Current research

Behind the scenes on current work of Ruth Wade / BK Duncan. Here you’ll find some of the background research for my new historical novel. Once I am confident I know enough to start the actual writing of the book, there should be a pretty comprehensive account of my research process tucked under this category. It will be interesting to thumb through it myself.

Dance Quartet

The Rhythms in Crime Dance Quartet are four independent novels set in 1920’s Spain, Cuba, and Argentina. Each linked by the iconic music and dance of the people. Here you can explore the research background to the first two books. To give you a taste of what you will encounter: A Fatal Rhythm is infused with the flamenco and the tortured souls of the Gypsies living in the Sacromonte caves in Andalusia. Dancing with Death pulses to the beat of the rumba danced on hot Havana nights, rum-running, gangsters, and revolution. Visit my current research to discover how I am setting about growing the world of book three in the Rhythms in Crime Dance Quartet.

Influences

All writers need to be inspired. Not just by the topics they are researching or the story they are writing, but by the world around them. Here are some of the things that have, somewhere along the road of life, gone into making me tick.

May Keaps series

I can’t visit the world my characters in the May Keaps series would have inhabited because it no longer exists. But my job is to make it feel as though it does and bring it alive in the reader’s imagination. Here are some pieces about my research sources and techniques, and my trials and tribulations in the quest to get it right. You might like to flick through the pages of my media scrapbook for some articles on the real world behind the May Keaps series.
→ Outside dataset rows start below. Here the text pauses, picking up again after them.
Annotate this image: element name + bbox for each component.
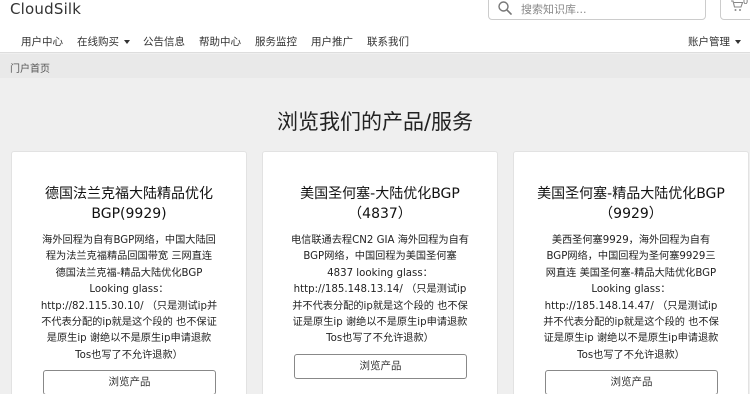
breadcrumb-home[interactable]: 门户首页 [10,60,50,75]
search-icon [498,1,512,15]
page-title: 浏览我们的产品/服务 [276,110,474,134]
cart-count: 0 [743,0,749,6]
chevron-down-icon [735,40,741,44]
chevron-down-icon [124,40,130,44]
browse-products-button[interactable]: 浏览产品 [294,354,467,379]
nav-help-center[interactable]: 帮助中心 [199,34,241,49]
nav-service-monitor[interactable]: 服务监控 [255,34,297,49]
nav-contact-us[interactable]: 联系我们 [367,34,409,49]
product-title: 美国圣何塞-大陆优化BGP（4837） [300,186,460,222]
browse-products-button[interactable]: 浏览产品 [43,370,216,394]
product-card: 美国圣何塞-精品大陆优化BGP（9929） 美西圣何塞9929，海外回程为自有B… [513,151,749,394]
nav-user-center[interactable]: 用户中心 [21,34,63,49]
nav-affiliates[interactable]: 用户推广 [311,34,353,49]
product-description: 海外回程为自有BGP网络，中国大陆回程为法兰克福精品回国带宽 三网直连 德国法兰… [40,235,218,361]
product-description: 电信联通去程CN2 GIA 海外回程为自有BGP网络，中国回程为美国圣何塞483… [291,235,469,345]
search-input[interactable]: 搜索知识库... [488,0,706,20]
nav-account-menu[interactable]: 账户管理 [688,34,741,49]
nav-buy-online-label: 在线购买 [77,36,119,48]
brand-logo[interactable]: CloudSilk [10,0,81,18]
breadcrumb: 门户首页 [0,54,750,78]
main-nav: 用户中心 在线购买 公告信息 帮助中心 服务监控 用户推广 联系我们 账户管理 [0,31,750,51]
nav-account-label: 账户管理 [688,36,730,48]
product-title: 美国圣何塞-精品大陆优化BGP（9929） [537,186,725,222]
product-card: 美国圣何塞-大陆优化BGP（4837） 电信联通去程CN2 GIA 海外回程为自… [262,151,498,394]
nav-announcements[interactable]: 公告信息 [143,34,185,49]
product-description: 美西圣何塞9929，海外回程为自有BGP网络，中国回程为圣何塞9929三网直连 … [543,235,719,361]
nav-buy-online[interactable]: 在线购买 [77,34,130,49]
product-card: 德国法兰克福大陆精品优化BGP(9929) 海外回程为自有BGP网络，中国大陆回… [11,151,247,394]
top-header: CloudSilk 搜索知识库... 0 用户中心 在线购买 公告信息 帮助中心… [0,0,750,53]
cart-button[interactable]: 0 [720,0,750,20]
search-placeholder: 搜索知识库... [521,3,587,16]
browse-products-button[interactable]: 浏览产品 [545,370,718,394]
product-title: 德国法兰克福大陆精品优化BGP(9929) [45,186,213,222]
cart-icon [731,0,744,11]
Or peruse my pieces on the craft of writing the books.

Oral history

Researching oral history is at the heart of what I do to bring story ideas to life. You need to know how people lived in order to write a historical novel. So I turn to the legacy of what people said and wrote about their thoughts and experiences, loves and loss, hopes and dreams. And through my characters I do my very best to honour their lives because, without them, my books could never be written. Here are some pieces exploring the riches I have come across when researching oral history for my journeys into the past.

Research topics

All writers research differently. I plan my novels to be in the settings and explore the topics that already pique my curiosity because the research for them can take up to a year. Which is an awfully long time if it was to be spent on something I have no interest in. Of course my books also require I check up on the sort of things that would normally have me yawning or skimming the details to get it over with, but that’s part of the job. Here are some pieces about my favourite topics to research, and the ones that nearly drove me around the bend.

Resources

Come back to explore the contents of my resource library from time to time because I will be adding more thoughts around the topics whenever I can. I would not be a writer if it wasn’t for everything I have read, learned, and grown from, throughout my life. Within the pages of my books are encoded my experiences of acquiring knowledge and it only feels fair that what others have made possible for me, I should, in turn, pass on. So here are some doors for you to open; I hope you thoroughly enjoy exploring the worlds waiting beyond them.

The Great War

In Britain, the Great War was the first to be documented and the material made widely available. Newspapers such as The War Illustrated covered the battlefronts at sea, on the ground, and in the air for the interested-but-detached to read over the breakfast table. Propaganda in a time of war. But personal involvement conveyed different experiences. With harrowing stories to tell of loss of innocence. The key to bringing this terrible period of history alive is to convey what it was like to be an ordinary person like you or me caught up in events. Here are some pieces I have written about my research sources and techniques, and my drive to get it right.

Walls of Silence

Walls of Silence took a lot of research. This novel stood on the shoulders of material I had gathered on shell-shock for a previous writing project. I added folders on the emergence of psychoanalysis, asylums in the 1920s, and the treatment & rehabilitation of those society considered mad. But total immersion in the grim subject of damaged minds was relieved by reading about subjects such as beekeeping, roses, herbal remedies, Gypsy lore, and village grocers’ shops. The topics I’ll be touching on here are equally eclectic.

Women in the 1920s

A popular misconception about women living the 1920s is that they were all flappers. They weren’t. Most couldn’t afford the luxury of sequined dresses and the closest they got to a rackety life was sitting in the tanner seats of the local picture house clutching a box of strawberry cremes. But the Great War made everyone’s life different. Rich and poor alike had to adjust to a changed world at the same time as the loss of sons, brothers, lovers, husbands or fathers had changed them. Discover some of my research on life for British women in the 1920s.